Quick, what’s the website address of xkcd? On the off chance that you don’t know, you could Google “xkcd” and, sure enough, Randall Munroe’s webcomic site pops up as the first entry. That should come as no surprise since the letters xkcd never really appear in that specific combination in any existing word. The only other place it might appear where somebody wasn’t talking about the comic would be if your cat happened to walk across the keyboard while you were on message board or something. According to Munroe, “It’s just a word with no phonetic pronunciation — a treasured and carefully-guarded point in the space of four-character strings.”
Of course, searching for the website is something of a moot point since Munroe has it located at the straightforwardly named domain of xkcd.com. If you can remember the name of the comic, you can remember the address where it’s located.
Now, what about The Princess by Christine Smith? Unless somebody provides you with a link to the comic, you’re not likely to guess what the address is. And the words are common enough that a simple Google search might not be effective. You can indeed find it if you think to search for “Princess” and “webcomic” but “Princess” by itself yields a number of results completely unrelated to webcomics at all. Whether or not you find Smith’s comic is somewhat dependant on how good your Google-Fu is.
I was at a conference a few months back, whose focus was on comic creators that were largely associated with the underground comix scene: Robert Crumb, Gary Panter, Carol Tyler and the like. Even the most contemporary creators (Daniel Clowes, Charles Burns, Seth, etc.) were still in that same vein. Not many folks there were very familiar with webcomics, other than a vague awareness that they existed. In introducing myself to one of the other attendees, a college professor, I noted that I write this column and, in the ensuing conversation, he asked for the websites of some of the webcomics I read. I can tell you that many of the ones I read did not get mentioned precisely because there wasn’t a handy way to tell him how to find them.
The problem, if you haven’t figured it out, is that making your webcomics’ name too generic means that it will be that much more difficult to get word out about it. Webcomics largely become well known by word of mouth (both in real life and virtually) and having a name and site that’s easily memorable, but also unique, is a big advantage. If I want to tell someone about Wapsi Square, if the name isn’t searchable enough, it’s easily located at WapsiSquare.com.
But the trick is striking a balance between original and memorable. Once you etch “xkcd” into your brain, it’s not difficult to recall, but because it’s a letter combination that never occurs, it’s challenging to get it to stick in your memory. A combination like “pqrs” is just as unpronounceable, but since it follows the same pattern that’s already in the alphabet, it’s easy to remember. It’s part of a larger pattern you already know. The same with Least I Could Do; it’s a familiar enough phrase that it’s already committed to your memory in some capacity.

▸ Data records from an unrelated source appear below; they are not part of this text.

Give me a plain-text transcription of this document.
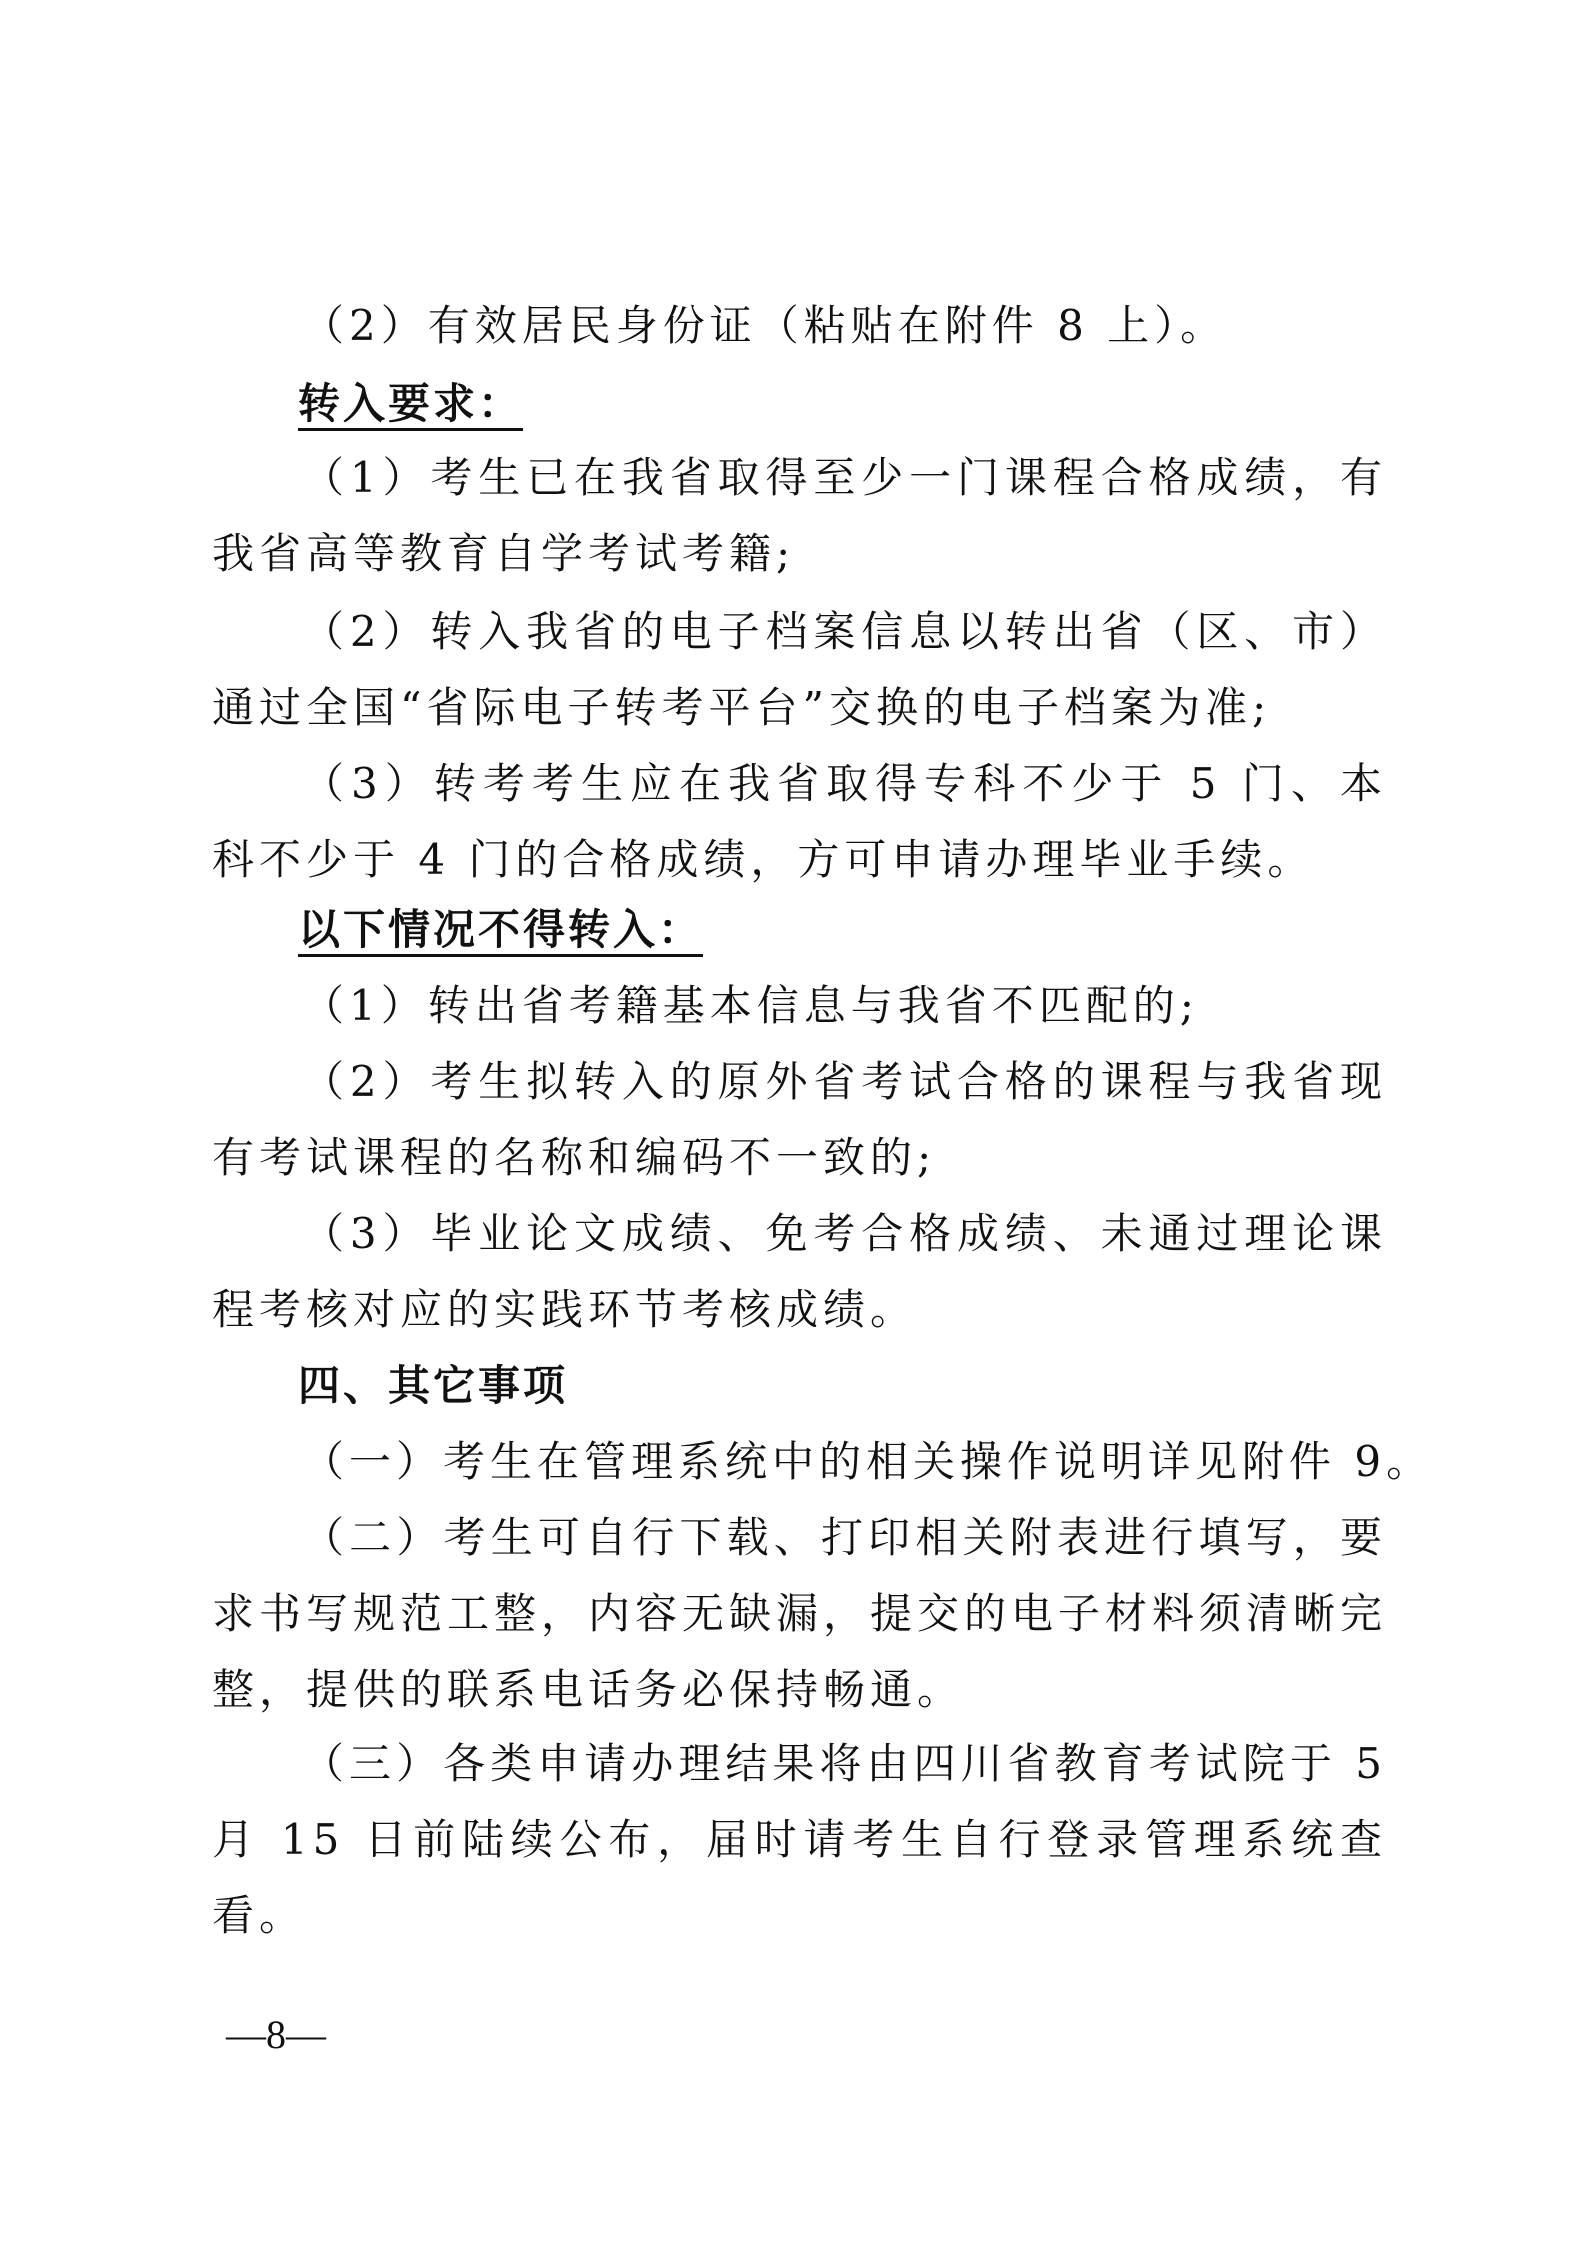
（2）有效居民身份证（粘贴在附件 8 上）。

转入要求：

（1）考生已在我省取得至少一门课程合格成绩，有我省高等教育自学考试考籍;

（2）转入我省的电子档案信息以转出省（区、市）通过全国“省际电子转考平台”交换的电子档案为准;

（3）转考考生应在我省取得专科不少于 5 门、本科不少于 4 门的合格成绩，方可申请办理毕业手续。

以下情况不得转入：

（1）转出省考籍基本信息与我省不匹配的;

（2）考生拟转入的原外省考试合格的课程与我省现有考试课程的名称和编码不一致的;

（3）毕业论文成绩、免考合格成绩、未通过理论课程考核对应的实践环节考核成绩。

四、其它事项

（一）考生在管理系统中的相关操作说明详见附件 9。

（二）考生可自行下载、打印相关附表进行填写，要求书写规范工整，内容无缺漏，提交的电子材料须清晰完整，提供的联系电话务必保持畅通。

（三）各类申请办理结果将由四川省教育考试院于 5 月 15 日前陆续公布，届时请考生自行登录管理系统查看。

—8—
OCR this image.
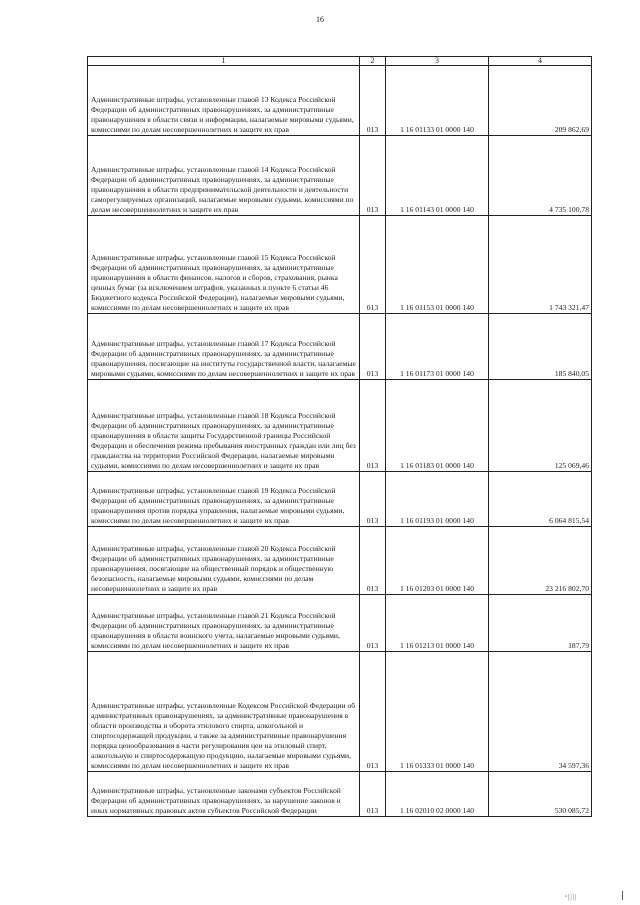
16
1	2	3	4
Административные штрафы, установленные главой 13 Кодекса Российской Федерации об административных правонарушениях, за административные правонарушения в области связи и информации, налагаемые мировыми судьями, комиссиями по делам несовершеннолетних и защите их прав	013	1 16 01133 01 0000 140	209 862,69
Административные штрафы, установленные главой 14 Кодекса Российской Федерации об административных правонарушениях, за административные правонарушения в области предпринимательской деятельности и деятельности саморегулируемых организаций, налагаемые мировыми судьями, комиссиями по делам несовершеннолетних и защите их прав	013	1 16 01143 01 0000 140	4 735 100,78
Административные штрафы, установленные главой 15 Кодекса Российской Федерации об административных правонарушениях, за административные правонарушения в области финансов, налогов и сборов, страхования, рынка ценных бумаг (за исключением штрафов, указанных в пункте 6 статьи 46 Бюджетного кодекса Российской Федерации), налагаемые мировыми судьями, комиссиями по делам несовершеннолетних и защите их прав	013	1 16 01153 01 0000 140	1 743 321,47
Административные штрафы, установленные главой 17 Кодекса Российской Федерации об административных правонарушениях, за административные правонарушения, посягающие на институты государственной власти, налагаемые мировыми судьями, комиссиями по делам несовершеннолетних и защите их прав	013	1 16 01173 01 0000 140	185 840,05
Административные штрафы, установленные главой 18 Кодекса Российской Федерации об административных правонарушениях, за административные правонарушения в области защиты Государственной границы Российской Федерации и обеспечения режима пребывания иностранных граждан или лиц без гражданства на территории Российской Федерации, налагаемые мировыми судьями, комиссиями по делам несовершеннолетних и защите их прав	013	1 16 01183 01 0000 140	125 069,46
Административные штрафы, установленные главой 19 Кодекса Российской Федерации об административных правонарушениях, за административные правонарушения против порядка управления, налагаемые мировыми судьями, комиссиями по делам несовершеннолетних и защите их прав	013	1 16 01193 01 0000 140	6 064 815,54
Административные штрафы, установленные главой 20 Кодекса Российской Федерации об административных правонарушениях, за административные правонарушения, посягающие на общественный порядок и общественную безопасность, налагаемые мировыми судьями, комиссиями по делам несовершеннолетних и защите их прав	013	1 16 01203 01 0000 140	23 216 802,70
Административные штрафы, установленные главой 21 Кодекса Российской Федерации об административных правонарушениях, за административные правонарушения в области воинского учета, налагаемые мировыми судьями, комиссиями по делам несовершеннолетних и защите их прав	013	1 16 01213 01 0000 140	187,79
Административные штрафы, установленные Кодексом Российской Федерации об административных правонарушениях, за административные правонарушения в области производства и оборота этилового спирта, алкогольной и спиртосодержащей продукции, а также за административные правонарушения порядка ценообразования в части регулирования цен на этиловый спирт, алкогольную и спиртосодержащую продукцию, налагаемые мировыми судьями, комиссиями по делам несовершеннолетних и защите их прав	013	1 16 01333 01 0000 140	34 597,36
Административные штрафы, установленные законами субъектов Российской Федерации об административных правонарушениях, за нарушение законов и иных нормативных правовых актов субъектов Российской Федерации	013	1 16 02010 02 0000 140	530 085,72
ᵃ||||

Because the “word” xkcd is unique apart from any language and doesn’t even have a phonetic pronunciation, readers have to commit four wholly unrelated random characters in a deliberate sequence to memory. Not an easy task, especially for casual readers.
See, even though Hans Rickheit’s webcomic Ectopiary uses an entirely new word for its title, it’s still familiar as people are familiar with both halves. The prefix “ecto” is used in words like ectoderm and ectoplasm, and the suffix “ary” is very common in words like library and aviary. So even though “ectopiary” is a new combination for readers, they’re familiar enough with the individual parts that they really only have to recall how they’re combined.
Needless to say, a webcomic will not live or die by its name and web address. If it’s done well, people will find their way to it. But having a good and searchable name, with an easily memorable location certainly makes things a lot easier in the early days of trying to market a webcomic!